Afterwards, I had some great chats with people who had found the subject “thought provoking” and I think I presented other ideas more lucidly. Maybe I need a shorter path with more gaps in the fence, so I can run free. I’ve put my career as a standup comedian on hold for now.


Loose-Leaf Thinkmanship

Armed with the knowledge that I have foolishly volunteered to give a talk about Intertwingularity to the good people of ‘Web Staffordshire’, which needs to be condensed into a 10 minute slot in serialised space-time, I thought I’d start work 2 weeks earlier than normal. Being brief takes longer.

I read a sentence, “Hierarchical and sequential structures, especially popular since Gutenberg, are usually forced and artificial” in my notes, for the nth time, where n is not an especially small number. Gutenberg, printing, books?

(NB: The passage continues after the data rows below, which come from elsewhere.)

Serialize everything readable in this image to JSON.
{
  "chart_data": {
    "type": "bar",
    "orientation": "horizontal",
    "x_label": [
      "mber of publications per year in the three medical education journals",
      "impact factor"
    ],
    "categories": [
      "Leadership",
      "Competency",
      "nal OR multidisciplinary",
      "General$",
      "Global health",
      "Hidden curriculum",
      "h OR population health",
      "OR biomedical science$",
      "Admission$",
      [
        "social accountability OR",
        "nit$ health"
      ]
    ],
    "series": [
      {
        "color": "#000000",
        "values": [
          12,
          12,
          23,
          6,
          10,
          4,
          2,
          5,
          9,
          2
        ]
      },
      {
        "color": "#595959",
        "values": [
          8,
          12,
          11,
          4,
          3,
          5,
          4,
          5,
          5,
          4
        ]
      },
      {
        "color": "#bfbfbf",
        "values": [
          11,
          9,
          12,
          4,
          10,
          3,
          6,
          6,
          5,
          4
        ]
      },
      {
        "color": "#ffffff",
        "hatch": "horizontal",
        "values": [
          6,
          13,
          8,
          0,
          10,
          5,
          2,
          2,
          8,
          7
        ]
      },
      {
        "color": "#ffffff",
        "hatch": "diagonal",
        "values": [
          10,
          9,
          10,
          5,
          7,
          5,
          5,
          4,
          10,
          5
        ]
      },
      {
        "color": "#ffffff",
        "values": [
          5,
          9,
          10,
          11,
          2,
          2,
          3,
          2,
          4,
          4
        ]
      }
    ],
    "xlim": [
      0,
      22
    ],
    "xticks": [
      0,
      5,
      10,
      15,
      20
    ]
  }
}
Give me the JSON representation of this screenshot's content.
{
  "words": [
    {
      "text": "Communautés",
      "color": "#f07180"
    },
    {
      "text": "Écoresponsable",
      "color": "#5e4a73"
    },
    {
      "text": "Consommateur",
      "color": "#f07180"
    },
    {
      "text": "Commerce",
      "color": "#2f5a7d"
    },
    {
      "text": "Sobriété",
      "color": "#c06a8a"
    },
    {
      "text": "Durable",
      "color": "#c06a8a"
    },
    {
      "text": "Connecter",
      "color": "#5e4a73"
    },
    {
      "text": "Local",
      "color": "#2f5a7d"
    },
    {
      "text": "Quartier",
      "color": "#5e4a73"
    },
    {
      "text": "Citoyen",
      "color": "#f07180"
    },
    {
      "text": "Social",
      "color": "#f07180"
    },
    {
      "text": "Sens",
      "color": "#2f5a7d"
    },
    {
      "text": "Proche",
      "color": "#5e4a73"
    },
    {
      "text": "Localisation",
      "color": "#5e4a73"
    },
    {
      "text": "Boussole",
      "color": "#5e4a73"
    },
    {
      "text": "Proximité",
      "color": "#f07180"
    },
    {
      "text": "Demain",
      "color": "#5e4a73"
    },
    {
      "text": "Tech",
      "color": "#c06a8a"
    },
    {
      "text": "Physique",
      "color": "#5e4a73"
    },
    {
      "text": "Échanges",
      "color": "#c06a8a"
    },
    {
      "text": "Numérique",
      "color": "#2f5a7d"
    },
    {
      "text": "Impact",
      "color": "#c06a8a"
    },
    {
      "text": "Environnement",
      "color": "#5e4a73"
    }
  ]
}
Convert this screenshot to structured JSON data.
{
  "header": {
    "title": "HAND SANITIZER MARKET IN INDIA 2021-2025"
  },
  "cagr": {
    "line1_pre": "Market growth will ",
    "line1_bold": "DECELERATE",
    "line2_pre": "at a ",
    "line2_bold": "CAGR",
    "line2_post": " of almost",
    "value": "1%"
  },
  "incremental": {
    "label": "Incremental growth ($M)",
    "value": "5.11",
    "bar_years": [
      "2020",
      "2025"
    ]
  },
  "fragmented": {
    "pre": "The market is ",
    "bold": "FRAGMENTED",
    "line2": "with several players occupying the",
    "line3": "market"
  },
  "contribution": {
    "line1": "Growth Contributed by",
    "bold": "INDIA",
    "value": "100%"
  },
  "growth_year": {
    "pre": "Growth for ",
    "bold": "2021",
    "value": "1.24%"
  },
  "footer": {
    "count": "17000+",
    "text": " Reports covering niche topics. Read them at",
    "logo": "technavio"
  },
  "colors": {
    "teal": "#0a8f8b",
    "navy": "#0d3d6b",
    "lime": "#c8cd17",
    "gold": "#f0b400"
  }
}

Why hadn’t I noticed this before? (I can answer that: I was thinking about what information ‘sequence’ is last night. I had to do that before I could see this. The order in which ideas are presented matters a great deal. I had nowhere to hang the new idea until I had constructed the hook labelled “sequence/serialise/order/sort”.)

My mental model of books has previously been pseudo-infinite rolls of paper, like long web pages, chopped up at appropriate page boundaries to fit between book bindings, but I should have KNOWN that isn’t right. Shakespeare’s ‘Folio’ was a collection of earlier, shorter documents. Medieval scribes wrote important works on vellum and calves don’t come in ‘Size Infinite’. I have never held a real scroll. I don’t know how to operate one.

Was there an index in the jars which contained the Dead Sea Scrolls? Has Mr. ‘hypertext’ Nelson been telling me all along that hierarchy came in with the printing press, as a way to manage text ‘at scale’, like an army, and I’ve been ignoring him? Imagine these fixed-leaf binders defining and thereby constraining ‘correct-sequence’ of text-chunks that were once free to wander?